By researching the topic of our future, I am increasingly interested in our memories and the imprints of various objects that will survive to posterity. Fossils, also known as artefacts, are fossilized or otherwise preserved remains of animals, plants or other living organisms. Somehow, I can parallel this with what I make, not only from animals or even plants but with components or elements that serve as material evidence. These were once important in the life of a factory as it preserves the former technology in memory.

I chose a factory as my site of interest as it is closely related to my later thesis. The site is an old factory operating in a settlement in Northern Hungary. It was once a cement factory in Bélapátfalva which performed for almost a hundred years between 1908 and 2002.

Following a regime change, two overseas companies became the operators of the entire Hungarian cement industry. They also owned a  significant part of the service and infrastructure sectors. Production stopped due to competition.
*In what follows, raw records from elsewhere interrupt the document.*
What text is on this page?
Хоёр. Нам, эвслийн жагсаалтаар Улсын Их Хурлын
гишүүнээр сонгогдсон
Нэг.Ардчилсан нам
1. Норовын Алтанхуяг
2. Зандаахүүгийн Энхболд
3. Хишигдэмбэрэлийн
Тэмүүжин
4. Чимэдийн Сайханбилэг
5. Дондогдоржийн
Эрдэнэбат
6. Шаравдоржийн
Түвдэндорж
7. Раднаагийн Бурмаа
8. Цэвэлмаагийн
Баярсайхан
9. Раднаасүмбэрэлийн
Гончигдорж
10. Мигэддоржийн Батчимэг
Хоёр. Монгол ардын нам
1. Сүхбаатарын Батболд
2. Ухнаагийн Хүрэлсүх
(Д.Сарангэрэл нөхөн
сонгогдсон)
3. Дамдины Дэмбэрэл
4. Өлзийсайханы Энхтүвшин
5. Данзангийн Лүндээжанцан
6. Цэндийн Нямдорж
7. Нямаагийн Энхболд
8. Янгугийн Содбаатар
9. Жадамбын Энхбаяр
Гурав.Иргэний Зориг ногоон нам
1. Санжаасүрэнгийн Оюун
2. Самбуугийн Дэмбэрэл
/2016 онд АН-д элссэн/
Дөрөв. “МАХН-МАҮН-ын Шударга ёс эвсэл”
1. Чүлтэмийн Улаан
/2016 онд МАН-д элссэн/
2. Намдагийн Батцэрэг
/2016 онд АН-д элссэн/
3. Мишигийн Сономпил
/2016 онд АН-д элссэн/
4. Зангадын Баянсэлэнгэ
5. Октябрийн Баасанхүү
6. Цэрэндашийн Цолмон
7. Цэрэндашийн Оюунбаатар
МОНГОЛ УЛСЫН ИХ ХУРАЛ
There were now only five cement factories in Hungary when they bought Bélapátfalva’s and made it equal to the land. The buildings were stripped, transported (re-erected elsewhere), conveyor belts dismantled, and were silos blown up so that production could not be re-started. Of course, those who worked there also became unemployed.

It is necessary to know that the cement of Bélapátfalva (thanks to the limestone from which it was mined) was famous far and wide. The masons, if they could, used this because its bonding and strength properties far surpassed those of its peers set to a similar quality.

I want to commemorate the handiwork of the people who work here and the machines around them with my fossil-like imprints. I aim to draw attention to a problem that we are still witnessing today, mass production, which is increasingly devoid of human intervention because of technological development.